Egemen batı medyasına göre Rusya Moldova seçimlerine kesinlikle “müdahale etmiş”, sonuçların “manipüle edilmesini sağlamış”, hatta komplo teorilerini çağrıştıran uçuklukta pratiklere giriştiği, oy için para dağıtıldığı iddia edilmişti. Bunu Moldova polisinin Rusya'dan dönenleri gözaltına alması, “nakit para yakalanan operasyonlar” yapılması izlemişti.
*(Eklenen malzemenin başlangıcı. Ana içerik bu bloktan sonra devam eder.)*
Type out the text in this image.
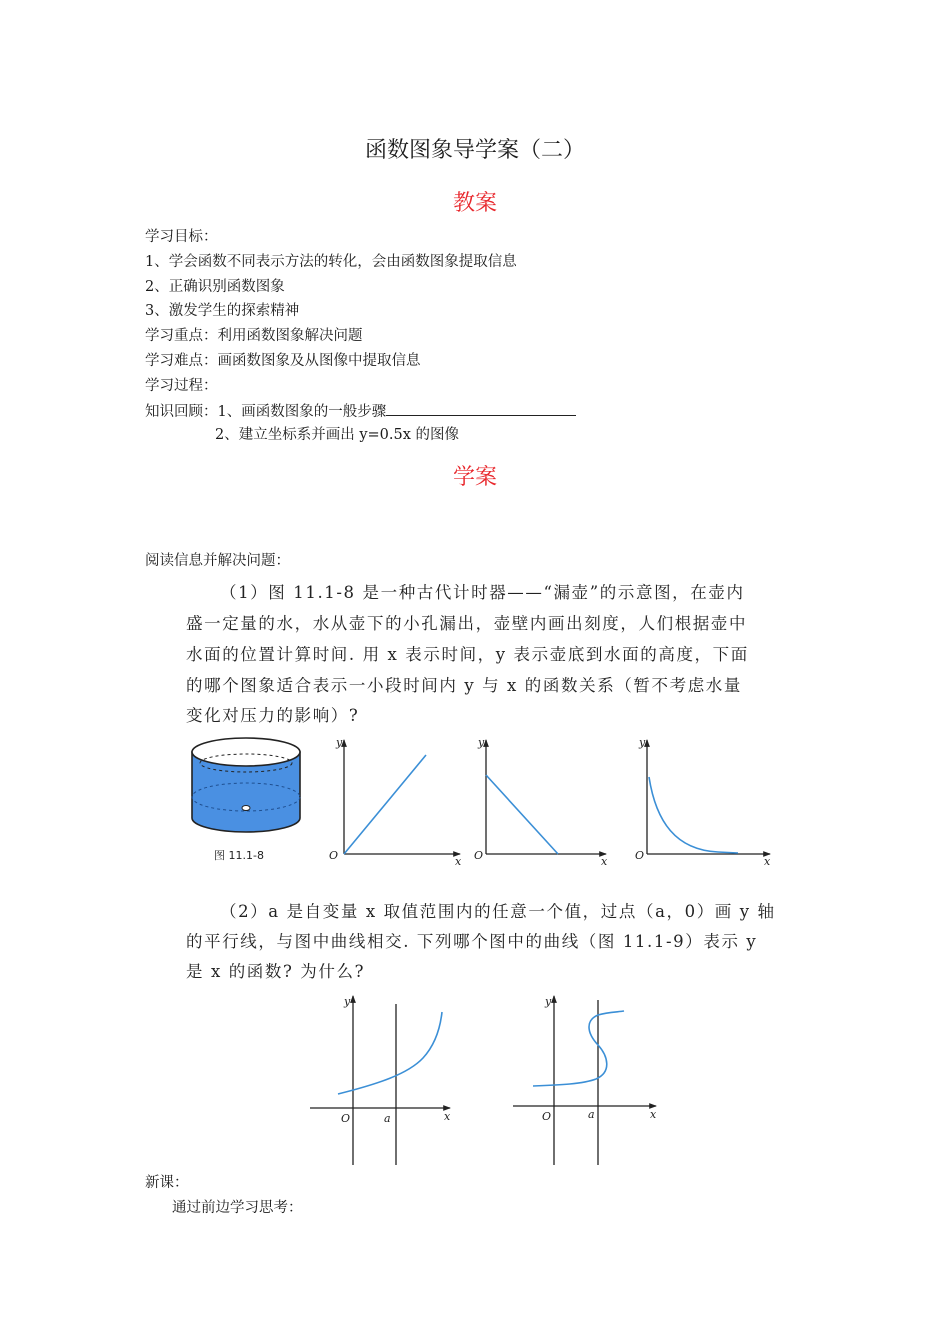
函数图象导学案（二）
教案
学习目标：
1、学会函数不同表示方法的转化，会由函数图象提取信息
2、正确识别函数图象
3、激发学生的探索精神
学习重点：利用函数图象解决问题
学习难点：画函数图象及从图像中提取信息
学习过程：
知识回顾：1、画函数图象的一般步骤
2、建立坐标系并画出 y=0.5x 的图像
学案
阅读信息并解决问题：
（1）图 11.1-8 是一种古代计时器——“漏壶”的示意图，在壶内
盛一定量的水，水从壶下的小孔漏出，壶壁内画出刻度，人们根据壶中
水面的位置计算时间. 用 x 表示时间，y 表示壶底到水面的高度，下面
的哪个图象适合表示一小段时间内 y 与 x 的函数关系（暂不考虑水量
变化对压力的影响）?
图 11.1-8
y
x
O
y
x
O
y
x
O
（2）a 是自变量 x 取值范围内的任意一个值，过点（a，0）画 y 轴
的平行线，与图中曲线相交. 下列哪个图中的曲线（图 11.1-9）表示 y
是 x 的函数? 为什么?
y
x
O	a
y
x
O	a
新课：
通过前边学习思考：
Lakin aynı anti-Rus basınının övdüğü başka Moldova haberlerine bakanlar, seçimlere kimlerin müdahale girişiminde bulunduğunu rahatlıkla görebilirler. “AB'den Gagavuz Türkleri temsilcisine yaptırım”, “AB'den Moldova hükümetine 1,8 Milyar Euro destek sözü” gibi başlıkların içeriğine bakarak manipülatörü aleni olarak görebiliriz. Eğer Avrupalı emperyalistlere kul olurlarsa şartlı sunulacak yardım parası adı altında rüşvet alanlar, “Rusya destekçisi” diye fişledikleri özerk yönetim liderlerine yaptırım kararı alıyorlar. Sadece bu iki açık örnek bile Moldova seçimlerine karışıldığının itirafıdır. Kaldı ki AB temsilcilerine kapalı kapılar ardında verilen sözleri, anlaşmaları da bilmiyoruz. Zira, Moldova AB üyesi değilken oradaki yerel yönetimin tutumuna karşı yaptırım kararı alma cüreti nereden gelmektedir? Emperyalistler için mesele, “bağımsız olmaları” vs. değil, kendilerine bağımlı olmaları diğerlerine (Rusya) karşı tutum almalarıdır.
İki ülke seçimlerinden çıkan sonuçlar, Avrupalı emperyalistlerin bölgeyi geren Rusya karşıtı, agresif politikalarını sürdüreceğini gösteriyor. Kendi içlerinde pozisyonları farklı olanlar hükümet kursa da sonuç değişmeyecek. Maalesef işçi ve emekçiler devrimci mücadele ve zeminlerden uzak durduğu sürece, bu ve benzeri ülkeler emperyalistler arası kamplaşmada piyon olarak öne sürülüp “feda” edilecektir. İki seçimin ardından ifade edilecek tek somut gerçek budur.